Surviving Picasso (1996)

reviewed by
Scott Renshaw


                              SURVIVING PICASSO
                       A film review by Scott Renshaw
                        Copyright 1996 Scott Renshaw

(Warner Bros.) Starring: Anthony Hopkins, Natascha McElhone, Julianne Moore. Screenplay: Ruth Prawer Jhabvala. Producers: Ismail Merchant, David L. Wolper. Director: James Ivory. MPAA Rating: R (brief nudity, adult themes) Running Time: 125 minutes. Reviewed by Scott Renshaw.

I'm not sure what it is that inspired the highly respected Merchant Ivory production team to turn from fiction to biography, but I wish they would drop it already. For years, director James Ivory, producer Ismail Merchant and screenwriter Ruth Prawer Jhabvala turned out exceptionally well-crafted adaptations of novels commonly held to be too difficult to film: A ROOM WITH A VIEW, HOWARDS END, THE REMAINS OF THE DAY. Then last year they made JEFFERSON IN PARIS, a study of Thomas Jefferson in which Nick Nolte looked as bored in the title role as the audience must have been watching him. SURVIVING PICASSO is not nearly as paralyzingly dull, but it demonstrates once again that real people seem to elude Ivory and company.

Frequent Merchant Ivory collaborator Anthony Hopkins stars as celebrated artist Pablo Picasso, who is a living legend in his 60s when the film opens in occupied Paris in 1943. Picasso is all too aware of his own celebrity, and uses it to seduce impressionable young women like aspiring artist Francoise Gilot (Natascha McElhone). Francoise becomes his lover and the mother of two of his children, despite knowledge of the previous lovers Picasso has taken in and abandoned like Marie-Therese (Susannah Harker) and Dora (Julianne Moore), to say nothing of his wife Olga (Jane Lapotaire). Francoise believes it will be different with her, but eventually discovers that Picasso uses far more than he loves.
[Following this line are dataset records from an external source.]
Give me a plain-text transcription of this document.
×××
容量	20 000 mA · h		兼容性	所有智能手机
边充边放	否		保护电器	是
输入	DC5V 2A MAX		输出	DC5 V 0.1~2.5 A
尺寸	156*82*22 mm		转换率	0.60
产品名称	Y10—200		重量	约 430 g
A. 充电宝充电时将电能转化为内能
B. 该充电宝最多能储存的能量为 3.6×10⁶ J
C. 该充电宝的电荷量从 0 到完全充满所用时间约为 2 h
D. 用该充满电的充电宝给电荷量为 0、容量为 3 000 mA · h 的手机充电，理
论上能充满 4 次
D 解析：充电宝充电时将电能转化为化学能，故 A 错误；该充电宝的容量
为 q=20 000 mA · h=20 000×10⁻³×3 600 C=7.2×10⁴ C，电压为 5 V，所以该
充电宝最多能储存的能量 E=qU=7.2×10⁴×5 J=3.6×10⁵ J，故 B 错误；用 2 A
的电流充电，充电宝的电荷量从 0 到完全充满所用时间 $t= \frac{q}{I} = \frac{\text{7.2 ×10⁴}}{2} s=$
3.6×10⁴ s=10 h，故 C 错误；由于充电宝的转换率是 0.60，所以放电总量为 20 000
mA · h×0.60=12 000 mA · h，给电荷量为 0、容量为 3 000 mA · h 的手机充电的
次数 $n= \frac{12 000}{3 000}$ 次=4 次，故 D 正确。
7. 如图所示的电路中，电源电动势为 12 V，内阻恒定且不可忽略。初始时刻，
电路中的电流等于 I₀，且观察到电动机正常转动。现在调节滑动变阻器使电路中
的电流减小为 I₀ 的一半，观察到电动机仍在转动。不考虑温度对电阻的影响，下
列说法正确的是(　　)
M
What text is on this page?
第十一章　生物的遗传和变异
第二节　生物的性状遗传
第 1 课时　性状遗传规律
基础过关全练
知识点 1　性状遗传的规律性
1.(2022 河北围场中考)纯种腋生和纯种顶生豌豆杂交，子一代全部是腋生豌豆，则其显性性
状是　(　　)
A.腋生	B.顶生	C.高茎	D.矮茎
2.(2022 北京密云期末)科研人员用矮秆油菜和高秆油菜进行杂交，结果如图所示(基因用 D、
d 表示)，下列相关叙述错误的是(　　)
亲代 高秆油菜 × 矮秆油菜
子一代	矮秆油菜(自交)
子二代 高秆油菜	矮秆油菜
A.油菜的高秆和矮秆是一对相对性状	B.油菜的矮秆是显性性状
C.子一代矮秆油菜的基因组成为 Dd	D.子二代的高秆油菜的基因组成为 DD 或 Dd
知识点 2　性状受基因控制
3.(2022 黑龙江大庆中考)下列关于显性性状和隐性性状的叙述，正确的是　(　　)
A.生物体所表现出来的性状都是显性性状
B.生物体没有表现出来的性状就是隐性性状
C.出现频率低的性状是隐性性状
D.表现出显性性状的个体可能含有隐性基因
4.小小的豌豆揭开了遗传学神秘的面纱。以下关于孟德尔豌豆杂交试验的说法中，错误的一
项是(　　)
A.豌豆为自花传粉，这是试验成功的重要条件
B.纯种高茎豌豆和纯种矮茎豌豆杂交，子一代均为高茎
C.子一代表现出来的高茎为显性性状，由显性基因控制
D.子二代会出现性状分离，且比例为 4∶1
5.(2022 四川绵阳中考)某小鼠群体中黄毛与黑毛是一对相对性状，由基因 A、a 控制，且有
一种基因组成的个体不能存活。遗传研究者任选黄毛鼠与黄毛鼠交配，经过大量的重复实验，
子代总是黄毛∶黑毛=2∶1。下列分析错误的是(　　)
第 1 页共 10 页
SURVIVING PICASSO is a particularly frustrating piece of work because you can see what it is Ivory was trying to do. Francoise is introduced early as a strong-willed woman who risks the wrath of her domineering father (Bob Peck) when she decides to pursue her artistic career, setting up a conflict between Francoise and Picasso in which he has greater difficulty reducing her to yet another of his weeping conquests. McElhone, a newcomer with piercing eyes, brings out the intelligence in Francoise, but she becomes a distressingly passive character, even more so when she becomes a narrator for flashbacks. Her unique personality has little chance to emerge, and even seems to be contradicted directly by a voice-over near the end in which Francoise notes that Picasso "made me strong." It is a baffling conclusion, since she seems infinitely stronger before their relationship begins.

Picasso himself is similarly enigmatic, played by Anthony Hopkins as an egomanical bon vivant, turning his fame into a method for making people feel insignificant, and honored merely to be in his presence. Ivory and Jhabvala do a fine job of showing us the effect of Picasso's behavior on those around him, but they are much less effective at showing us the man himself. It does not help that we are never able to see Picasso's own work to reflect his personality (his estate did not allow them to be used), making his art little more than a footnote to SURVIVING PICASSO. The film-makers remain distant, showing us bits and pieces of Picasso's life, like a speech to a Communist Party conference, without connecting them to the man he became. We are never allowed inside the passionate artist; Hopkins is technically proficient, wandering accent notwithstanding, but his is a role which seems designed to be observed rather than understood.

You can always count on a Merchant Ivory film to look splendid, and there is superb work once again from cinematographer Tony Pierce-Roberts and production designer Lucianna Arrighi. It is a beautiful environment they have created for this story, but the characters in that environment are disappointing. There are several moments in SURVIVING PICASSO which inspire a curiosity about this fascinating man, notably his rivalry with contemporary Henri Matisse (Joss Ackland), but there is always the nagging sense, as there was in JEFFERSON IN PARIS, that Ivory doesn't really have a point of view. His biographies are safe, almost documentary detailings of events in an individual's life which do not add up to a story. Picasso and Jefferson were both fascinating historical figures with private and public lives full of contradictions, and they should have made for great drama. Ivory simply seems too respectful of his subjects, content to lay out events like they might appear in a history text without much in the way of interpretation. The irony is that he has been able to take far more internalized fictional characters, like THE REMAINS OF THE DAY's James Stevens, and make them extraordinarily vivid. He has not shown the same facility with bringing life to characters who actually lived.

     On the Renshaw scale of 0 to 10 abstract artists:  5.